Years pass with no sign of Heathcliff, Cathy settles in to her new home while her drunken loser father boozes away what little money he has, and then suddenly Heathcliff is back with an earring and he's bought Wuthering Heights. Of course, there is no way he and Cathy can get back together, especially when he decides it'd be fun to marry Isabella and chain her up like a dog. With her consent, of course - Heathcliff might be arrogant and tormented, but he's also very big on consent. 

Things continue to happen, but at some point it's hard not to notice that the wind seems to have gone out of Wuthering Heights' sails. Director Emerald Fennell (Saltburn) never quite figures out where all this is going, leaving this as little more than a collection of scenes that often work but sometimes don't, and then it just fizzles out in an ending that wraps things up just at the point where (if you know the novel, or even the Kate Bush song) things should be getting interesting.

Nothing here is remotely realistic, and yet it never quite leans into embracing the excesses of the story. It's not quite a YA adaptation, but it's nowhere near as transgressive as it likes to think it is. The opening scene is young Cathy and Nelly sniggering at a hanged man's erection, and it doesn't get much more mature than that; a later scene where we get a lengthy plot synopsis of Romeo and Juliet suggests that was as much inspiration as anything else. 

Worse, the emotional extremes are largely watered down: Heathcliff glares and smirks and wears black a lot (unless it's raining, then it's time for clingy white shirts) but he's no threat emotionally or physically, while at worst you'd call this Cathy flighty - though the constant disapproval of Nelly tries to suggest she's a fool to herself and a menace to others. 

Both Elordi and Robbie give good performances, but both seem oddly restrained. Their roles should play to their strengths; Elordi was excellent in the recent Frankenstein, playing an even more brutish and tortured Gothic lead, and Robbie's work as Harley Quinn had an unpredictable quality that would have been handy. Here they make for a convincing couple but not much more - they match each others' energy, but that energy never really spins out of control.

These are hardly fatal flaws, and there is a lot of good in this adaptation. But its strengths are scattered throughout, coming through in isolated moments (the juxtaposition of Heathcliff's scars from childhood beatings with Cathy's bare back being laced into a corset) and stray glances.
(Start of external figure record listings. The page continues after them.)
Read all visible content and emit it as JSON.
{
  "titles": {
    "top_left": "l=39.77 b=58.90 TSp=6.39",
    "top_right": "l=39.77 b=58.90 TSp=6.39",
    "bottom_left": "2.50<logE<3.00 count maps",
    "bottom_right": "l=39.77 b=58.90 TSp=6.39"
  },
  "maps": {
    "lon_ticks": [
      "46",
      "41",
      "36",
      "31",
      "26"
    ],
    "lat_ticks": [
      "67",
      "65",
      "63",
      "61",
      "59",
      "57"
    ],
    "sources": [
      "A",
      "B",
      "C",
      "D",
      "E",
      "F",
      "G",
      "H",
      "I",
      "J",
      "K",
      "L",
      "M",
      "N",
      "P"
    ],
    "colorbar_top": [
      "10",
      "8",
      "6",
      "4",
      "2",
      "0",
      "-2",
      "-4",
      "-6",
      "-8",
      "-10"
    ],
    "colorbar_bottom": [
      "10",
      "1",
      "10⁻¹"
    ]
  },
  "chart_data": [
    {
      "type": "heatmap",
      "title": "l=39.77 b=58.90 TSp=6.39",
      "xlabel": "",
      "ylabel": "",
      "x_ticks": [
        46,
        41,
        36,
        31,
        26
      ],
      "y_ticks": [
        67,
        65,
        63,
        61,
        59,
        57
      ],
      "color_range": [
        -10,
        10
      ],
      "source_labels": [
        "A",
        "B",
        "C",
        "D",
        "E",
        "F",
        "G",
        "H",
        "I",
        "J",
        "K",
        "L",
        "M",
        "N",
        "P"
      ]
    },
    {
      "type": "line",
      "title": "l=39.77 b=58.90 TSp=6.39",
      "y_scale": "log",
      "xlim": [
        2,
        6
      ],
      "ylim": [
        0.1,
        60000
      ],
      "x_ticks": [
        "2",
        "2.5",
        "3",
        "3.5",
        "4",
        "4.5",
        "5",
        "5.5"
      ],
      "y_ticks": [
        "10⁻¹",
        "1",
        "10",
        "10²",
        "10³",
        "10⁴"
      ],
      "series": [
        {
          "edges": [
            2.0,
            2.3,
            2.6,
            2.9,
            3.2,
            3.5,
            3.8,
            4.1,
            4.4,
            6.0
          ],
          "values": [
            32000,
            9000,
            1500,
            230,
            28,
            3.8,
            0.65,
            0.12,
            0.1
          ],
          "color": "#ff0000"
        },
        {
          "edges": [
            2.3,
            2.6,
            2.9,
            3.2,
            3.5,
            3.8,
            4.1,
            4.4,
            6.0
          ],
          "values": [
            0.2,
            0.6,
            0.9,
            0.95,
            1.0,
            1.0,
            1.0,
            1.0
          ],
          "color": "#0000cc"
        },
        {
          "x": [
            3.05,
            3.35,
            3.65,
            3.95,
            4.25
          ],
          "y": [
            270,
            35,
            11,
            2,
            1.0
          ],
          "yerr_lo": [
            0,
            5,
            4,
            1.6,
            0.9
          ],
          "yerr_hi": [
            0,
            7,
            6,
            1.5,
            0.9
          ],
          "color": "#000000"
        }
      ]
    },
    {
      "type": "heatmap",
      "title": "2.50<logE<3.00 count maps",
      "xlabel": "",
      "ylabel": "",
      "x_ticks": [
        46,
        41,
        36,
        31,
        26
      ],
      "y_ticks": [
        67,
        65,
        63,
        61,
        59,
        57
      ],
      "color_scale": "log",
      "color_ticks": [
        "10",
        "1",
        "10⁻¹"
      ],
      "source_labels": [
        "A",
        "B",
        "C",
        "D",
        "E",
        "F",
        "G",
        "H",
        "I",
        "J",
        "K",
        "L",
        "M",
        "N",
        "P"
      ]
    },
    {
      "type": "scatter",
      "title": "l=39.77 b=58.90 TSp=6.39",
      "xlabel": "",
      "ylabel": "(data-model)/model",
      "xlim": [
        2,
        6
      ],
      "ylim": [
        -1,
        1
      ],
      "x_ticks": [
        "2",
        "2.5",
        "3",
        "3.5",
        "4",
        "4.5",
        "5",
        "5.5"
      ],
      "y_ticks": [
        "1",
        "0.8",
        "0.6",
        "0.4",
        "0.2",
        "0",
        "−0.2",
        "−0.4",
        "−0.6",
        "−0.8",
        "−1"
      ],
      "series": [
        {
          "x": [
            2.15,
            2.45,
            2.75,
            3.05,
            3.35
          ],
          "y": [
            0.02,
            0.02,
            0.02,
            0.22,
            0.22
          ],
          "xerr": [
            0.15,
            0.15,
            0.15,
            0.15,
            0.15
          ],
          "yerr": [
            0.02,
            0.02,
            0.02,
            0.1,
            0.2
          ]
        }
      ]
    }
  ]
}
It's pitched as a story about a love that could not be denied, an overwhelming passion that swept aside everything in its path; it ends up being just two people groping each other in the back of a car*.

- Anthony Morris 

 

*okay, a stagecoach parked on the moors. Considering the couple are sneaking around at the time, it seems fair to ask: did Cathy drive it out there? It wasn't Heathcliff, as he's the one who gets out and walks away.